Still, Hydorah is truly worth persevering with, particularly if you have any love at all for Gradius, or any 80s arcade shoot 'em up, really. It's a wonderful piece of work, which makes it all the more surprising that it's free. I would seriously pay good money for this game. I'm not sure if there's a Donate option because the website is down at the moment, but you can download the game here: Hydorah download. I would seriously recommend anyone download this immediately. If it's your thing, there are also two soundtracks available: the original soundtrack, and a selection of arranged tracks.

Hydorah is a brilliant homage to the glory days of the arcades, and a fantastic game in its own right. The only reason it isn't higher on my list is because I'm rubbish at it. But that hasn't stopped me from playing...

EDIT: The website is back up now, and there is indeed a "Donate" button. So I'll be chipping in, it's well worth it. Have a look at the site, there are some cool extra materials, such as an instruction manual, and everything you need to make a DVD version of the game.

Wednesday, 6 April 2011

Top 10 of '10: Number 10 - Pinball FX2 (XBox 360)

I'm rubbish at pinball. I don't even understand it, to be honest. You have all these objectives that you're supposed to complete, and I never know what I'm supposed to do. So I just bat the ball around the table for as long as possible. And that's OK. I enjoy that. It's all good.

But you'll already know all that if you read my take on it back in October.

Never saw Spidey resort to using shiny metal balls in his fight against crime.

Since I first played Pinball FX2, Zen Studios have released a series of Marvel-themed tables, which I have also bought. They're all pretty good, and having familiar sights and sounds on a table adds a bit extra to the appeal. So altogether, with the imported tables from Pinball FX, I've got seventeen tables on my Xbox 360. That's one of the best things about playing old-school games on a modern system... where the hell would I store them all if they were real tables?

Careful, Wolfie. You'll have the table on tilt with your temper.

Pinball FX2 is probably one of the ultimate “casual” games for me... I really only tend to play it when I'm not in the mood for anything specific or can't be bothered trawling through my shelves of partially-played games. It's a great way to kill fifteen minutes or so, too... and I've killed an awful lot of fifteen minutes', I have to say.

And that's about it, really. Besides the great online Friends' leaderboards, there's nothing terribly revolutionary here, just an awful lot of good pinball.

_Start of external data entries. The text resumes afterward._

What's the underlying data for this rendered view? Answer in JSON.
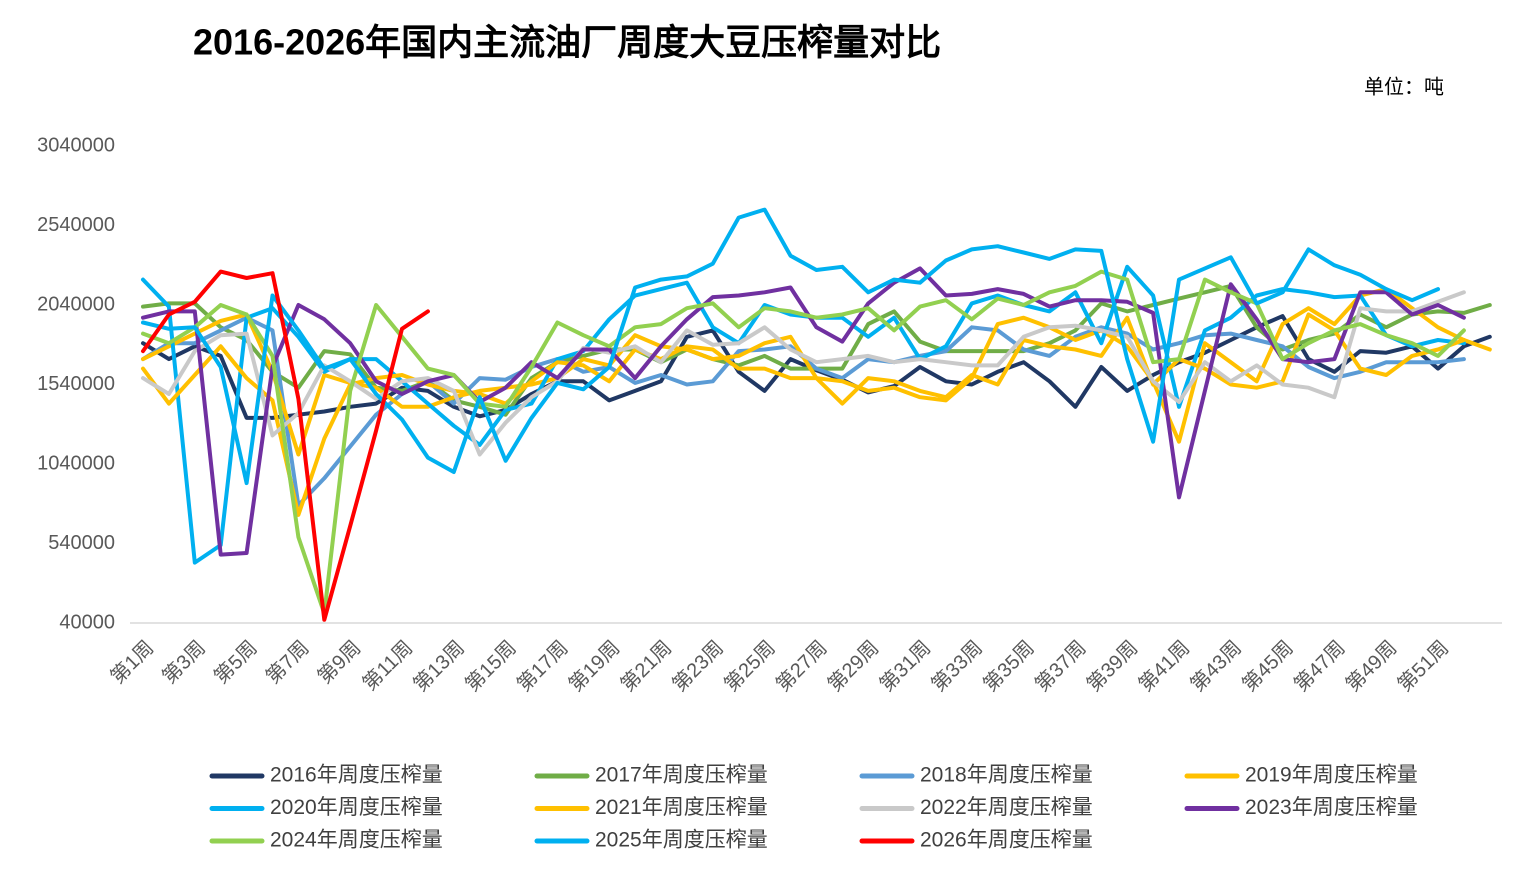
{
  "chart_data": {
    "type": "line",
    "title": "2016-2026年国内主流油厂周度大豆压榨量对比",
    "unit_label": "单位：吨",
    "categories": [
      "第1周",
      null,
      "第3周",
      null,
      "第5周",
      null,
      "第7周",
      null,
      "第9周",
      null,
      "第11周",
      null,
      "第13周",
      null,
      "第15周",
      null,
      "第17周",
      null,
      "第19周",
      null,
      "第21周",
      null,
      "第23周",
      null,
      "第25周",
      null,
      "第27周",
      null,
      "第29周",
      null,
      "第31周",
      null,
      "第33周",
      null,
      "第35周",
      null,
      "第37周",
      null,
      "第39周",
      null,
      "第41周",
      null,
      "第43周",
      null,
      "第45周",
      null,
      "第47周",
      null,
      "第49周",
      null,
      "第51周",
      null,
      null
    ],
    "ylim": [
      40000,
      3040000
    ],
    "yticks": [
      40000,
      540000,
      1040000,
      1540000,
      2040000,
      2540000,
      3040000
    ],
    "grid": false,
    "series": [
      {
        "name": "2016年周度压榨量",
        "color": "#203864",
        "values": [
          1800000,
          1700000,
          1780000,
          1720000,
          1330000,
          1330000,
          1350000,
          1370000,
          1400000,
          1420000,
          1520000,
          1500000,
          1400000,
          1340000,
          1380000,
          1480000,
          1560000,
          1560000,
          1440000,
          1500000,
          1560000,
          1840000,
          1880000,
          1620000,
          1500000,
          1700000,
          1630000,
          1570000,
          1490000,
          1530000,
          1650000,
          1560000,
          1540000,
          1620000,
          1680000,
          1560000,
          1400000,
          1650000,
          1500000,
          1600000,
          1680000,
          1740000,
          1820000,
          1900000,
          1970000,
          1700000,
          1620000,
          1750000,
          1740000,
          1780000,
          1640000,
          1780000,
          1840000
        ]
      },
      {
        "name": "2017年周度压榨量",
        "color": "#70ad47",
        "values": [
          2030000,
          2050000,
          2050000,
          1900000,
          1820000,
          1620000,
          1520000,
          1750000,
          1730000,
          1520000,
          1500000,
          1560000,
          1440000,
          1400000,
          1350000,
          1580000,
          1680000,
          1720000,
          1760000,
          1760000,
          1680000,
          1760000,
          1700000,
          1660000,
          1720000,
          1640000,
          1640000,
          1640000,
          1920000,
          2000000,
          1810000,
          1750000,
          1750000,
          1750000,
          1750000,
          1800000,
          1880000,
          2050000,
          2000000,
          2040000,
          2080000,
          2120000,
          2160000,
          1900000,
          1760000,
          1820000,
          1860000,
          1980000,
          1900000,
          1980000,
          2000000,
          1990000,
          2040000
        ]
      },
      {
        "name": "2018年周度压榨量",
        "color": "#5b9bd5",
        "values": [
          1700000,
          1800000,
          1800000,
          1880000,
          1960000,
          1880000,
          780000,
          950000,
          1150000,
          1350000,
          1480000,
          1560000,
          1420000,
          1580000,
          1570000,
          1650000,
          1700000,
          1620000,
          1650000,
          1550000,
          1600000,
          1540000,
          1560000,
          1750000,
          1760000,
          1780000,
          1640000,
          1580000,
          1700000,
          1680000,
          1720000,
          1750000,
          1900000,
          1880000,
          1760000,
          1720000,
          1840000,
          1900000,
          1860000,
          1760000,
          1800000,
          1850000,
          1860000,
          1820000,
          1780000,
          1650000,
          1580000,
          1620000,
          1680000,
          1680000,
          1680000,
          1700000,
          null
        ]
      },
      {
        "name": "2019年周度压榨量",
        "color": "#ffc000",
        "values": [
          1700000,
          1780000,
          1860000,
          1940000,
          1980000,
          1620000,
          1100000,
          1600000,
          1550000,
          1520000,
          1400000,
          1400000,
          1460000,
          1500000,
          1520000,
          1540000,
          1580000,
          1700000,
          1660000,
          1850000,
          1780000,
          1760000,
          1700000,
          1720000,
          1800000,
          1840000,
          1580000,
          1560000,
          1500000,
          1520000,
          1460000,
          1440000,
          1580000,
          1920000,
          1960000,
          1900000,
          1820000,
          1880000,
          1780000,
          1560000,
          1180000,
          1800000,
          1680000,
          1560000,
          1920000,
          2020000,
          1920000,
          2100000,
          2140000,
          2020000,
          1900000,
          1820000,
          1760000
        ]
      },
      {
        "name": "2020年周度压榨量",
        "color": "#00b0f0",
        "values": [
          2200000,
          2030000,
          420000,
          530000,
          1960000,
          2020000,
          1840000,
          1620000,
          1700000,
          1700000,
          1560000,
          1420000,
          1280000,
          1160000,
          1380000,
          1420000,
          1700000,
          1750000,
          1950000,
          2100000,
          2140000,
          2180000,
          1900000,
          1800000,
          2040000,
          1980000,
          1960000,
          1960000,
          1840000,
          1960000,
          1700000,
          1780000,
          2050000,
          2100000,
          2040000,
          2000000,
          2120000,
          1800000,
          2280000,
          2100000,
          1400000,
          1880000,
          1960000,
          2100000,
          2140000,
          2120000,
          2090000,
          2100000,
          1850000,
          1780000,
          1820000,
          1800000,
          null
        ]
      },
      {
        "name": "2021年周度压榨量",
        "color": "#ffc000",
        "values": [
          1640000,
          1420000,
          1600000,
          1780000,
          1580000,
          1440000,
          720000,
          1200000,
          1540000,
          1580000,
          1600000,
          1540000,
          1500000,
          1480000,
          1420000,
          1560000,
          1680000,
          1660000,
          1560000,
          1760000,
          1700000,
          1780000,
          1760000,
          1640000,
          1640000,
          1580000,
          1580000,
          1420000,
          1580000,
          1560000,
          1500000,
          1460000,
          1600000,
          1540000,
          1820000,
          1780000,
          1760000,
          1720000,
          1960000,
          1540000,
          1700000,
          1640000,
          1540000,
          1520000,
          1560000,
          1980000,
          1880000,
          1640000,
          1600000,
          1720000,
          1760000,
          1820000,
          null
        ]
      },
      {
        "name": "2022年周度压榨量",
        "color": "#c9c9c9",
        "values": [
          1580000,
          1480000,
          1750000,
          1850000,
          1860000,
          1220000,
          1360000,
          1660000,
          1560000,
          1450000,
          1560000,
          1580000,
          1500000,
          1100000,
          1300000,
          1460000,
          1560000,
          1770000,
          1740000,
          1780000,
          1680000,
          1880000,
          1790000,
          1800000,
          1900000,
          1760000,
          1680000,
          1700000,
          1720000,
          1680000,
          1700000,
          1680000,
          1660000,
          1660000,
          1840000,
          1900000,
          1910000,
          1880000,
          1840000,
          1560000,
          1430000,
          1680000,
          1560000,
          1660000,
          1540000,
          1520000,
          1460000,
          2020000,
          2000000,
          2000000,
          2060000,
          2120000,
          null
        ]
      },
      {
        "name": "2023年周度压榨量",
        "color": "#7030a0",
        "values": [
          1960000,
          2000000,
          2000000,
          470000,
          480000,
          1650000,
          2040000,
          1950000,
          1800000,
          1560000,
          1480000,
          1560000,
          1600000,
          1430000,
          1520000,
          1680000,
          1580000,
          1760000,
          1760000,
          1580000,
          1780000,
          1950000,
          2090000,
          2100000,
          2120000,
          2150000,
          1900000,
          1810000,
          2050000,
          2180000,
          2270000,
          2100000,
          2110000,
          2140000,
          2110000,
          2030000,
          2070000,
          2070000,
          2060000,
          1990000,
          830000,
          1500000,
          2170000,
          1950000,
          1700000,
          1680000,
          1700000,
          2120000,
          2120000,
          1980000,
          2040000,
          1960000,
          null
        ]
      },
      {
        "name": "2024年周度压榨量",
        "color": "#92d050",
        "values": [
          1860000,
          1800000,
          1900000,
          2040000,
          1980000,
          1720000,
          580000,
          100000,
          1500000,
          2040000,
          1840000,
          1640000,
          1600000,
          1420000,
          1400000,
          1650000,
          1930000,
          1850000,
          1780000,
          1900000,
          1920000,
          2020000,
          2050000,
          1900000,
          2020000,
          2000000,
          1960000,
          1980000,
          2020000,
          1880000,
          2030000,
          2070000,
          1950000,
          2080000,
          2040000,
          2120000,
          2160000,
          2250000,
          2200000,
          1680000,
          1700000,
          2200000,
          2120000,
          2050000,
          1700000,
          1800000,
          1880000,
          1920000,
          1850000,
          1800000,
          1720000,
          1880000,
          null
        ]
      },
      {
        "name": "2025年周度压榨量",
        "color": "#00b0f0",
        "values": [
          1930000,
          1890000,
          1900000,
          1650000,
          920000,
          2100000,
          1880000,
          1640000,
          1700000,
          1480000,
          1320000,
          1080000,
          990000,
          1460000,
          1060000,
          1330000,
          1550000,
          1510000,
          1650000,
          2150000,
          2200000,
          2220000,
          2300000,
          2590000,
          2640000,
          2350000,
          2260000,
          2280000,
          2120000,
          2200000,
          2180000,
          2320000,
          2390000,
          2410000,
          2370000,
          2330000,
          2390000,
          2380000,
          1700000,
          1180000,
          2200000,
          2270000,
          2340000,
          2050000,
          2120000,
          2390000,
          2290000,
          2230000,
          2140000,
          2070000,
          2140000,
          null,
          null
        ]
      },
      {
        "name": "2026年周度压榨量",
        "color": "#ff0000",
        "values": [
          1750000,
          1980000,
          2060000,
          2250000,
          2210000,
          2240000,
          1450000,
          60000,
          650000,
          1250000,
          1890000,
          2000000,
          null,
          null,
          null,
          null,
          null,
          null,
          null,
          null,
          null,
          null,
          null,
          null,
          null,
          null,
          null,
          null,
          null,
          null,
          null,
          null,
          null,
          null,
          null,
          null,
          null,
          null,
          null,
          null,
          null,
          null,
          null,
          null,
          null,
          null,
          null,
          null,
          null,
          null,
          null,
          null,
          null
        ]
      }
    ]
  }
}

But what more would you want from a pinball game? Pinball FX2 does exactly what it's supposed to, and that was enough to land it at Number 10 in my rundown.

Monday, 4 April 2011

Top 10 of '10 - Intro.

So, 2010, then... wasn't it a good year for games?

To be fair though, you can say that about every year. There are always tons of games released, and if you sift through them, you're guaranteed to find a number of gems that make it all worthwhile. There aren't actually many rubbish games any more... but it can be a crushing disappointment when something you've been looking forward to for ages turns out to be no better than mediocre.

I had a lot of fun in 2010, with plenty of games floating my boat. They weren't all games that I'd expected to love... some, I hadn't heard of until just before release, others were unassuming little indie games that turned out to be awesome. And yes, there were the bona fide blockbusters that lived up to all the hype.

They all combined to make 2010 a pretty memorable year, with some titles that really stood out, for one reason or another. What I've done is list them in order of how much I enjoyed them, rather than what I think is "best". There's no definitive "best", but anyway, those lists have already been done to death by all the major (and minor) sites and magazines. Far better from my point of view to celebrate the games I've played the most and enjoyed the most... I hope you enjoy reading about them.